US retail is hurting, and your mall is probably feeling it

Kai Ryssdal May 16, 2017
People walk through a nearly empty shopping mall in Waterbury, Connecticut.  Spencer Platt/Getty Images
HTML EMBED:
COPY

All is not well in the world of American retail. Since October, the sector has lost an estimated 89,000 jobs. For context, that’s more jobs than the total employment in U.S. coal or steel industries. Large department stores such as Macy’s, Sears and J.C. Penney have been closing across the country, and that’s leaving big vacancies in the malls that depend on these stores to draw business. Marketplace host Kai Ryssdal checked in with Alana Ferko, a regular on the show. Ferko manages the Butte Plaza Mall in Butte, Montana, and we last spoke to her in November, after the election. An edited transcript of their conversation follows.

Kai Ryssdal: So we had you on right after the election. You expressed, as a lot of people did back then, relief that the election was over. How do you feel now?

Alana Ferko: You know, actually I believe my stress level has increased considerably. You know, I’m going to say retail is kind of up and down. And I am very concerned [about] some of the things that are going on in politics.

Ryssdal: Tell me how that plays out in the mall. I mean, what do you see on a Saturday afternoon when a lot of people, in theory, should be shopping, but now retail is having such a tough time?

Ferko: Well, retail is having a tough time. And you know, a reality of our life is e-commerce. I mean, it’s very easy for people to order electronically, have it delivered in one to two days. We have suffered a couple of bankruptcies. So we’ve lost some stores. And, I mean, that is a reality. Retail is extremely liquid. We’re playing it day by day.

Ryssdal: Well, your J.C. Penney closed three years ago. Have you had anybody come in and take that side of the mall and get a new anchor tenant in there?

Ferko: We have not, no. I still have two vacancies on my south end, and that’s very concerning.

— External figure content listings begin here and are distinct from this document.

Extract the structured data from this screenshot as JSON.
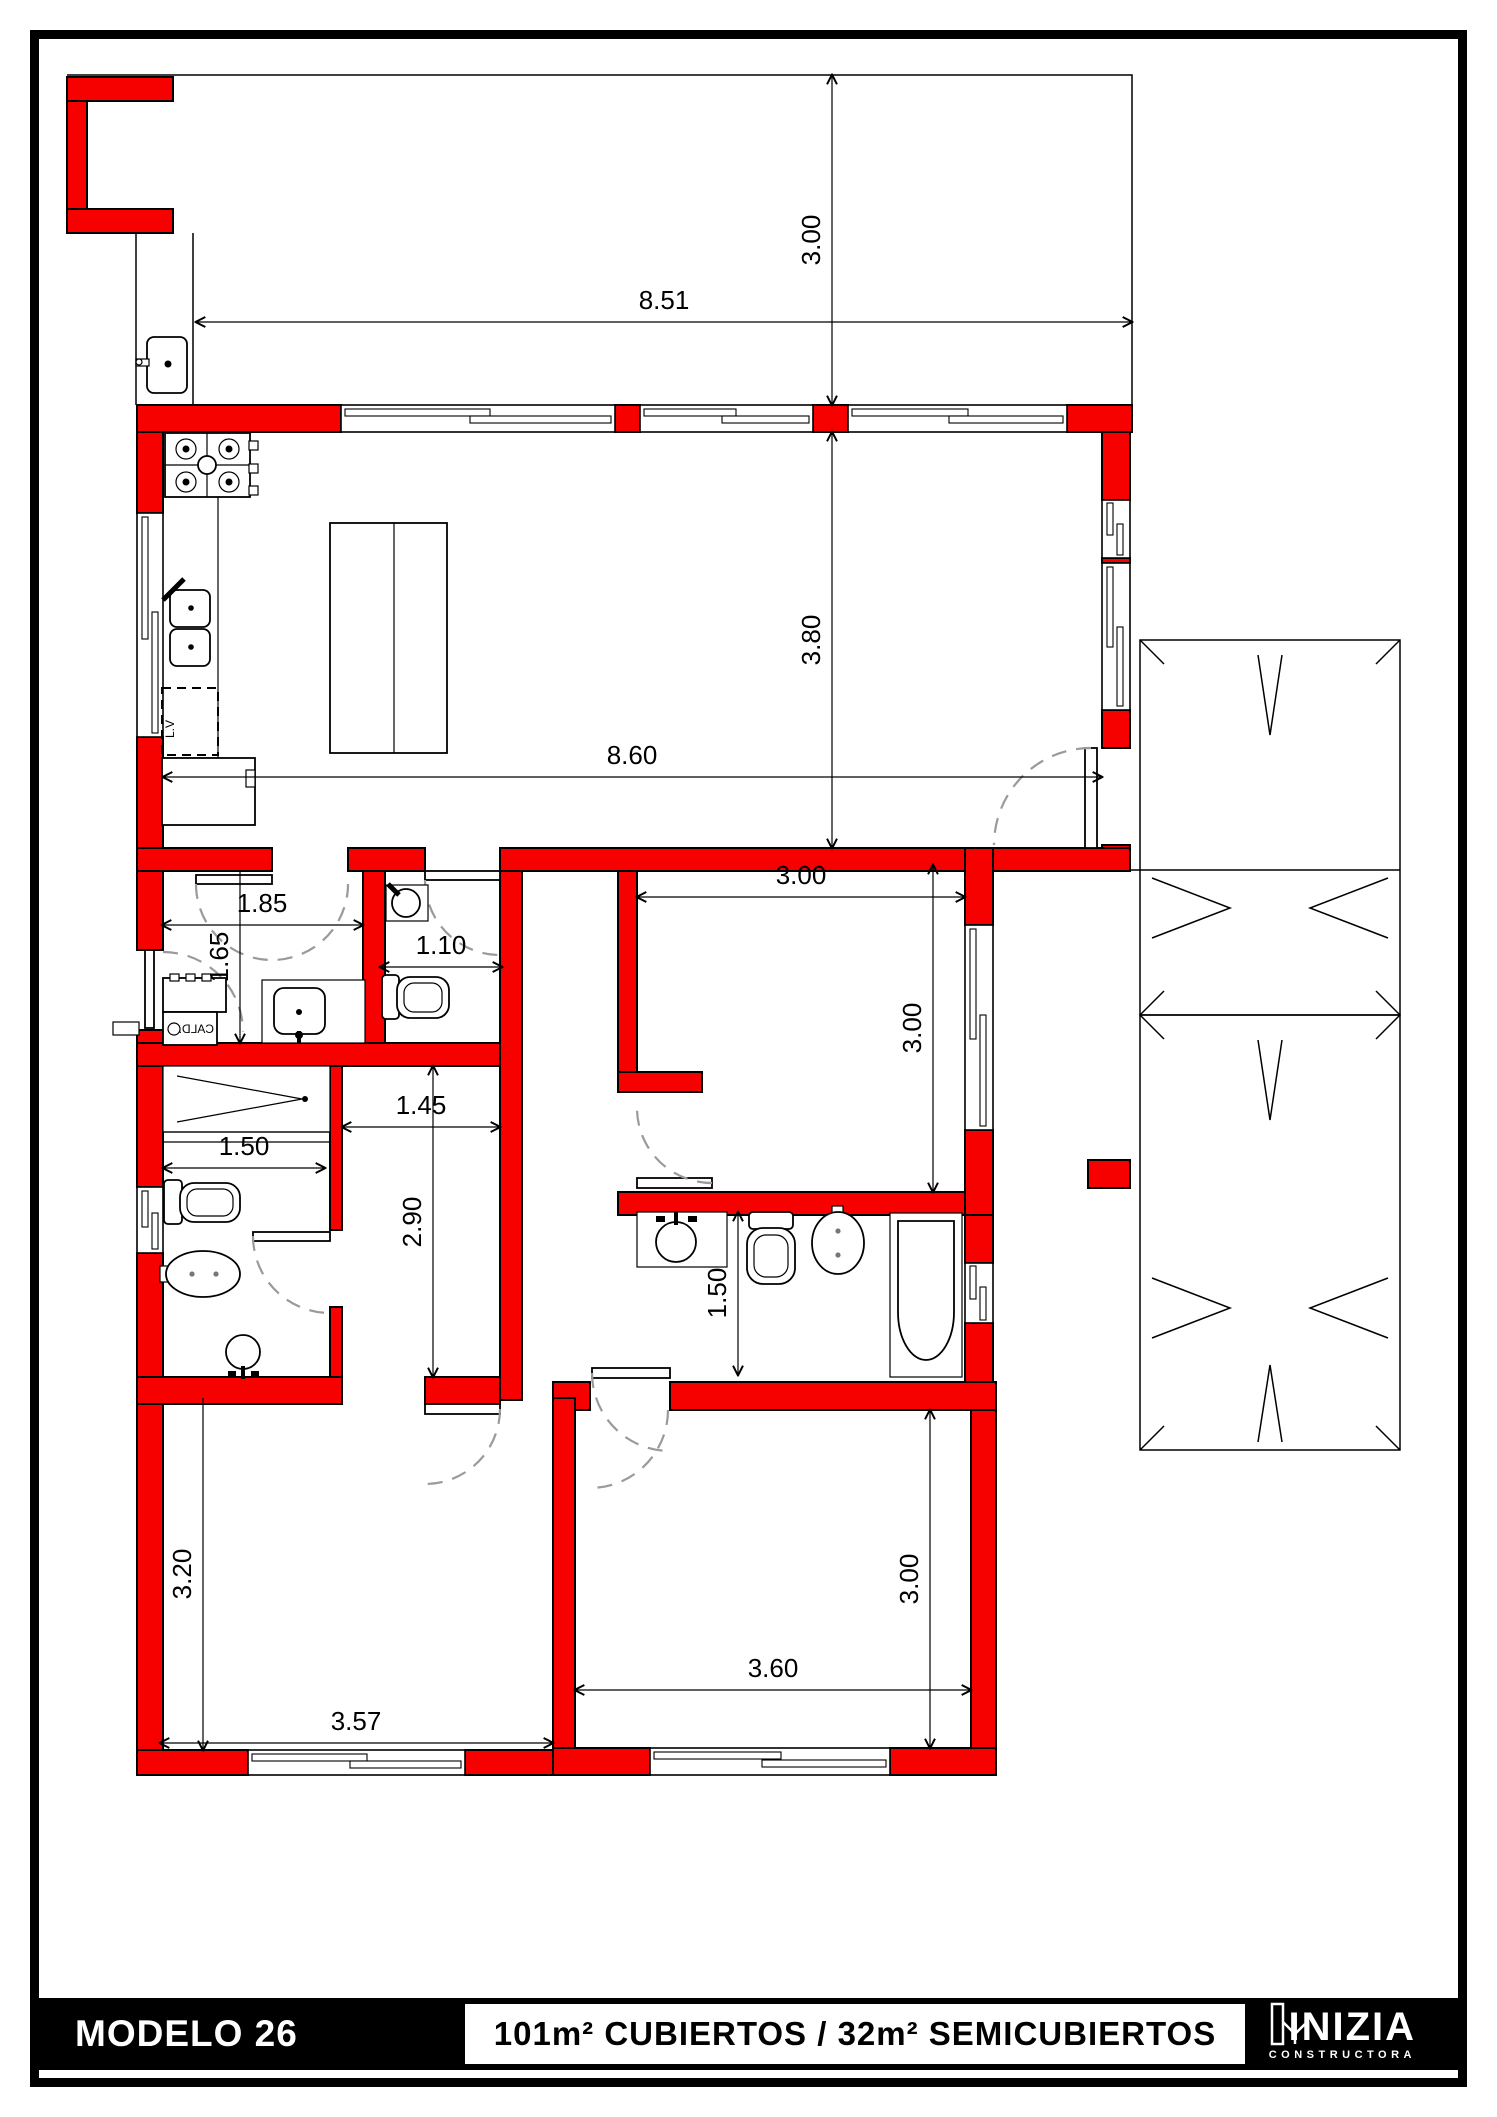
{
  "colors": {
    "wall": "#f60000",
    "line": "#000000",
    "arc": "#9a9a9a",
    "paper": "#ffffff",
    "footer_bg": "#000000"
  },
  "footer": {
    "model": "MODELO 26",
    "area_label": "101m² CUBIERTOS  /  32m² SEMICUBIERTOS",
    "logo": {
      "name": "INIZIA",
      "tagline": "CONSTRUCTORA"
    }
  },
  "labels": {
    "dishwasher": "L.V",
    "boiler": "CALD."
  },
  "dimensions": {
    "galeria_depth": "3.00",
    "frente": "8.51",
    "living_depth": "3.80",
    "living_width": "8.60",
    "hall_width": "1.85",
    "hall_depth": "1.65",
    "toilette_width": "1.10",
    "bedroom3_width": "3.00",
    "bedroom3_depth": "3.00",
    "pasillo_width": "1.45",
    "pasillo_length": "2.90",
    "shower_width": "1.50",
    "bath_depth": "1.50",
    "bedroom1_depth": "3.20",
    "bedroom1_width": "3.57",
    "bedroom2_width": "3.60",
    "bedroom2_depth": "3.00"
  }
}
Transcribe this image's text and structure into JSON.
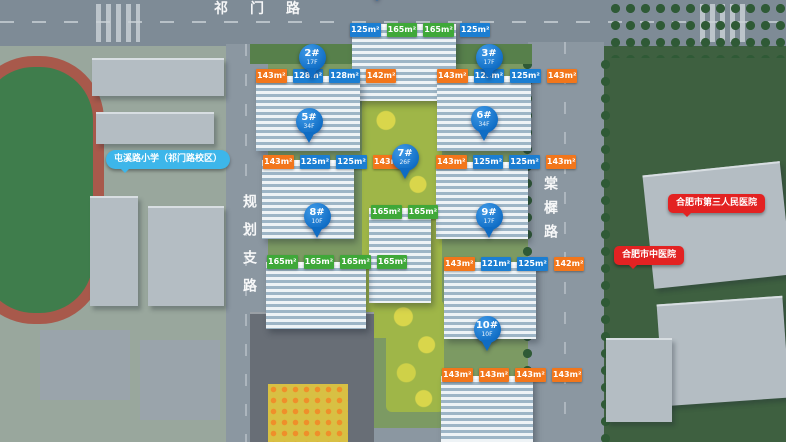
{
  "roads": {
    "top": "祁门路",
    "left": "规划支路",
    "right": "棠樨路"
  },
  "poi": {
    "school": "屯溪路小学（祁门路校区）",
    "hospital_top": "合肥市第三人民医院",
    "hospital_bottom": "合肥市中医院"
  },
  "colors": {
    "pin_blue": "#0f6cc4",
    "unit_blue": "#1b7ed2",
    "unit_orange": "#f2761b",
    "unit_green": "#3fa839",
    "bubble_blue": "#3db6ea",
    "bubble_red": "#e32222"
  },
  "pins": [
    {
      "number": "2#",
      "sub": "17F"
    },
    {
      "number": "3#",
      "sub": "17F"
    },
    {
      "number": "5#",
      "sub": "34F"
    },
    {
      "number": "6#",
      "sub": "34F"
    },
    {
      "number": "7#",
      "sub": "26F"
    },
    {
      "number": "8#",
      "sub": "10F"
    },
    {
      "number": "9#",
      "sub": "17F"
    },
    {
      "number": "10#",
      "sub": "10F"
    }
  ],
  "buildings": [
    {
      "name": "top-building",
      "units": [
        {
          "label": "125m²",
          "type": "blue"
        },
        {
          "label": "165m²",
          "type": "green"
        },
        {
          "label": "165m²",
          "type": "green"
        },
        {
          "label": "125m²",
          "type": "blue"
        }
      ]
    },
    {
      "name": "building-2",
      "units": [
        {
          "label": "143m²",
          "type": "orange"
        },
        {
          "label": "128m²",
          "type": "blue"
        },
        {
          "label": "128m²",
          "type": "blue"
        },
        {
          "label": "142m²",
          "type": "orange"
        }
      ]
    },
    {
      "name": "building-3",
      "units": [
        {
          "label": "143m²",
          "type": "orange"
        },
        {
          "label": "125m²",
          "type": "blue"
        },
        {
          "label": "125m²",
          "type": "blue"
        },
        {
          "label": "143m²",
          "type": "orange"
        }
      ]
    },
    {
      "name": "building-5",
      "units": [
        {
          "label": "143m²",
          "type": "orange"
        },
        {
          "label": "125m²",
          "type": "blue"
        },
        {
          "label": "125m²",
          "type": "blue"
        },
        {
          "label": "143m²",
          "type": "orange"
        }
      ]
    },
    {
      "name": "building-6",
      "units": [
        {
          "label": "143m²",
          "type": "orange"
        },
        {
          "label": "125m²",
          "type": "blue"
        },
        {
          "label": "125m²",
          "type": "blue"
        },
        {
          "label": "143m²",
          "type": "orange"
        }
      ]
    },
    {
      "name": "building-7",
      "units": [
        {
          "label": "165m²",
          "type": "green"
        },
        {
          "label": "165m²",
          "type": "green"
        }
      ]
    },
    {
      "name": "building-8",
      "units": [
        {
          "label": "165m²",
          "type": "green"
        },
        {
          "label": "165m²",
          "type": "green"
        },
        {
          "label": "165m²",
          "type": "green"
        },
        {
          "label": "165m²",
          "type": "green"
        }
      ]
    },
    {
      "name": "building-9",
      "units": [
        {
          "label": "143m²",
          "type": "orange"
        },
        {
          "label": "121m²",
          "type": "blue"
        },
        {
          "label": "125m²",
          "type": "blue"
        },
        {
          "label": "142m²",
          "type": "orange"
        }
      ]
    },
    {
      "name": "building-10",
      "units": [
        {
          "label": "143m²",
          "type": "orange"
        },
        {
          "label": "143m²",
          "type": "orange"
        },
        {
          "label": "143m²",
          "type": "orange"
        },
        {
          "label": "143m²",
          "type": "orange"
        }
      ]
    }
  ]
}
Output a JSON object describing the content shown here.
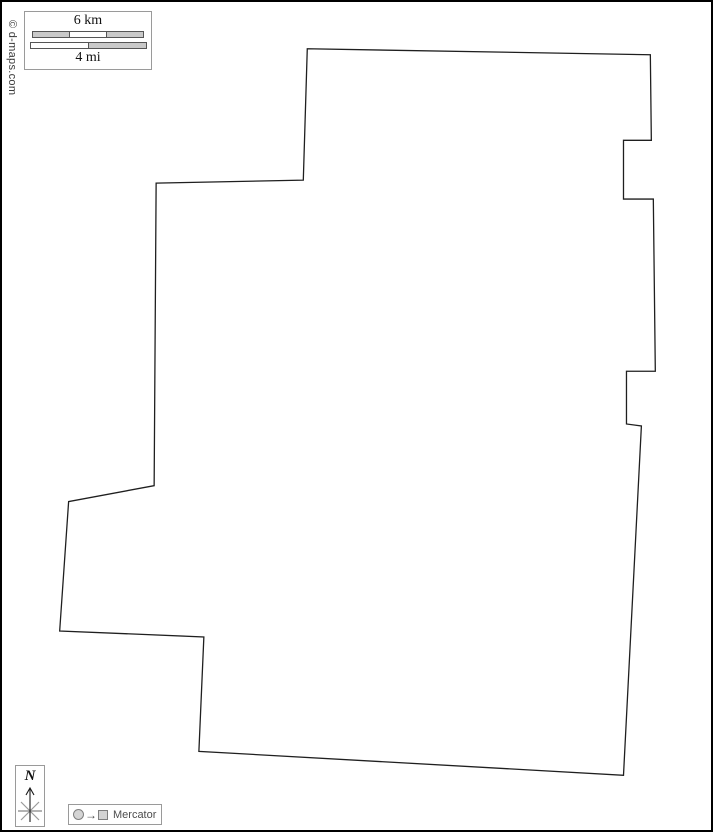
{
  "watermark": {
    "text": "© d-maps.com"
  },
  "scale_box": {
    "km_label": "6 km",
    "mi_label": "4 mi"
  },
  "compass": {
    "north_label": "N"
  },
  "projection_box": {
    "arrow_symbol": "→",
    "label": "Mercator"
  },
  "map": {
    "outline_points": "307,47 652,53 653,139 625,139 625,198 655,198 657,371 628,371 628,424 643,426 625,777 198,753 203,638 58,632 67,502 153,486 155,182 303,179",
    "outline_color": "#1f1f1f",
    "fill_color": "#ffffff"
  },
  "colors": {
    "frame": "#000000",
    "scale_bar_gray": "#c9c9c9",
    "box_border_gray": "#9a9a9a",
    "compass_gray": "#9a9a9a",
    "muted_text": "#4d4d4d"
  }
}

Ryssdal: What about you? I mean, your job is to keep the Butte Plaza Mall up and running, and full of people, and full of shoppers, and full of retailers selling their wares. How do you get by?

Ferko: You know, it’s challenging. Every day is a creative lesson in stress management. And right, now we’ve got construction on the thoroughfare right outside our door. But since April, we’ve been stressing out because there have been times when we are completely choked off from traffic. Nobody can get in, nobody can get out. That was pretty concerning for Mother’s Day week. They did get everything opened up for us Friday night. You know, all the numbers aren’t in, but I don’t think that the weekend uptick was enough to bring our week up.

Ryssdal: So this is going to sound like it’s a little sideways, but I’m going to throw it at you anyway. We did a national economic poll a month or two ago, and 75 percent of the people that we talked to said that they think Washington, the government in Washington, has just forgotten about people like them. What’s your answer to that same question? Do you think Washington has forgotten about people like you and the folks in Butte?

Ferko: They have. You know, I think all of these millionaires and billionaires are so out of touch, not just with the middle class, but with every class beneath them. It is a worry. I’m worried for my kids’ generation. I just hope that they have the opportunity to achieve a middle-class lifestyle. And it is very concerning to see, you know, that pinch to the middle class. I mean, we are the ones that shore them up at the bottom and keep things stable for the top. It is very concerning.